From Brent Patient Voice LINK
This was the theme elaborated by Dr Julia Simon, former NHS
high-flyer, when she addressed a packed and lively BPV public meeting
last Thursday 1
st December at the Learie Constantine Centre, NW10.
BPV Chair, Robin Sharp, explained that big changes to the way in
which GPs relate to their patients were hidden away in the recently
published NW London NHS Sustainability and Transformation Plan (STP).
Essentially the Plan was about cutting £1.4billion from local health and
social care service over the 5 years up to 2021, including previously
announced proposals to “reconfigure” hospitals and cut beds. What was
new was the plan to turn GPs from being a “cottage industry” to the
brave new world of “Accountable Care Partnerships”.
Dr Simon told us she was not a medical doctor but had been a
philosopher before moving into the healthcare world. For several years
up to last September she was a senior leader at NHS England, working on
primary care and commissioning issues. She had left to be able to break
out of some of the constraints that being at NHSE imposed, not least in
relation to the speed at which the STPs were being imposed across the
country and the realism of some of the claimed financial figures.
Striding around the room like a university lecturer, Dr Simon
captivated her audience with the clarity and honesty of her
presentation. She said that in the 90s the idea of a market had been
introduced into the NHS to drive up standards. This involved creating a
division between “commissioners”, who worked out what was needed and
paid for it, and “providers” such as hospitals and GPs who delivered it.
The trouble was that under the NHS healthcare was not a market because
it could not be allowed to fail.
In 2012 Parliament enacted the Health and Social Care Act, the
brainchild of Andrew Lansley, whose wife was a GP. This put local GPs
into 209 local Clinical Commissioning Groups to be in charge of
designing and paying for about two-thirds of the health care provided by
hospitals and in the community. The downside was enormous fragmentation
because NHSE became commissioners for specialist services and local
authorities for public health. In addition local authorities remained
responsible for adult social care, which was means-tested, whereas
healthcare was free at the point of delivery.
This was the context into which the new chief of NHSE, Simon Stevens,
launched his plan for the future in 2014, the “Five Year Forward View”.

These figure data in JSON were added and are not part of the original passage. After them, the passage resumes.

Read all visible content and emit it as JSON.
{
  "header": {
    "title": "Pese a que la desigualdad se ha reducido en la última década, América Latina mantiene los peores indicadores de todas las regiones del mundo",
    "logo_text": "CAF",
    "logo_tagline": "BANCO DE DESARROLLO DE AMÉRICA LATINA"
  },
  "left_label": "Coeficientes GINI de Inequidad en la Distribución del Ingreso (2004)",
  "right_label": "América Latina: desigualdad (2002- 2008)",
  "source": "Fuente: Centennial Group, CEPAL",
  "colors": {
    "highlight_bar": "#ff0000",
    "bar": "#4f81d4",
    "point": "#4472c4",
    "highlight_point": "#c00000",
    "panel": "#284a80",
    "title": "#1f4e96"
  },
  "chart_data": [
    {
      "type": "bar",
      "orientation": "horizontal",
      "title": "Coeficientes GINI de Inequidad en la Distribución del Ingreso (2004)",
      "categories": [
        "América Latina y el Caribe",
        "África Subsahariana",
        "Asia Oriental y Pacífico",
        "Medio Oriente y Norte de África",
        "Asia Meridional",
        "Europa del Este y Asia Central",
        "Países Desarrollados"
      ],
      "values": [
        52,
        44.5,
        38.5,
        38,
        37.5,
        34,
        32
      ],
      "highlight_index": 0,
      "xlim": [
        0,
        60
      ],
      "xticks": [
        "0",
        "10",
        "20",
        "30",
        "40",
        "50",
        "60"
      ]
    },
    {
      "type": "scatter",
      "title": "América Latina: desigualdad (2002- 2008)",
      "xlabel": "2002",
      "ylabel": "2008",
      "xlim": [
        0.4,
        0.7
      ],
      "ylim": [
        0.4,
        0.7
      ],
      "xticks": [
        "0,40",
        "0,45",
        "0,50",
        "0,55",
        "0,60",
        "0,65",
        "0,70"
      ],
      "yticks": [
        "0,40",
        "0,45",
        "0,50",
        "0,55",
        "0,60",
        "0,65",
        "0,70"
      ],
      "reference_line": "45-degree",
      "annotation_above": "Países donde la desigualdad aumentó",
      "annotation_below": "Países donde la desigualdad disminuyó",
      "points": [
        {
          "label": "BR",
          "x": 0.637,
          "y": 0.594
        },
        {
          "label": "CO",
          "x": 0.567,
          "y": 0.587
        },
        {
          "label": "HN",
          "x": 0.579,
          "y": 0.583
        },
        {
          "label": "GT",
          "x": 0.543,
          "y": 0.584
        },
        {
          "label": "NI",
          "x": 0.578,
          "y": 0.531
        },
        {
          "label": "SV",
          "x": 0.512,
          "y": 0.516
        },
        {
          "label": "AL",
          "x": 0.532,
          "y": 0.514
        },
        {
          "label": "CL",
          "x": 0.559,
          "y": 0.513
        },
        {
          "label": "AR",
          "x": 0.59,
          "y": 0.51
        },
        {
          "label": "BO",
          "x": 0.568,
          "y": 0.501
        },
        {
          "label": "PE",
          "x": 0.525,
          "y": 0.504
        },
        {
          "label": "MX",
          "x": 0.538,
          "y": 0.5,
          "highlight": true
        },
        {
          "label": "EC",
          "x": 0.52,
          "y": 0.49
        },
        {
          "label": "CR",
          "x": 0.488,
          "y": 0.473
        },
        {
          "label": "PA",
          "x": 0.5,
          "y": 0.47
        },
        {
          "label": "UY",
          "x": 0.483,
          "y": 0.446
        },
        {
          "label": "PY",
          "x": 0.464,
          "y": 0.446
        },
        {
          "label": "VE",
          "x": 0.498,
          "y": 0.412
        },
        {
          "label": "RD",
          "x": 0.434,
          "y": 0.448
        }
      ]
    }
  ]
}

As well as accepting that the NHS could make £22billion “efficiency
savings” by 2021, this plan called for integration between GPs,
hospitals and adult social care. All parties, medical bodies and
commentators signed up to it without apparent reservation.
Then in December 2015 the annual Planning Guidance from NHSE to the
CCGs and hospital trusts announced that implementation of the Forward
View was much too slow and current trust deficits were “unsustainable”.
The CCGs and trusts were grouped into 44 areas (Footprints) across
England and required, working with local authorities, to produce STPs by
30 June 2016 to eliminate deficits and implement “transformation” over a
5 year period.
Meanwhile various experiments in new forms of integrating services
locally had been launched under the brand of “Vanguards”. As Dr Simon
explained these are still in progress and there are no evaluations. “The
jury is out on the Vanguards”, she said.
The Vanguards include integrated primary and acute care systems, as
well as multi-speciality community providers. The first of these
embraces Accountable Care Partnerships (ACPs). Dr Simon spelled out some
of the features of ACPs. These envisage a fixed budget for each patient
(capitated budget), an emphasis on self-care and prevention leading to
fewer hospital admissions and merging the boundaries between
commissioners and providers. New legislation might be needed and there
were some perverse incentives in the present system.
To conclude Julia Simon said that, while she was convinced that new
approaches to organising the NHS and delivering care were needed the
STPs had been produced in semi-secrecy and much too fast. Moreover the
savings being suggested were not really credible. She likened the
situation to George Orwell’s “1984” where officials state in public
numbers that in private they admit are impossible. However she saw some
signs that the top of the NHS would soon announce a delay enabling more
serious public consultation.
Julia was congratulated by an audience member on delivering the most
informative address he had ever heard from an NHS person. There was
general support for this sentiment.
Her presentation was followed up by some 40 minutes of questioning
and passionate statements of concern, especially at the unacceptability
of the STP for NW London. Noting that Ealing and Hammersmith and Fulham
Councils had refused to sign up to the Plan, audience members wanted to
know what more could be done to persuade elected councillors in Brent
and other boroughs not to endorse it.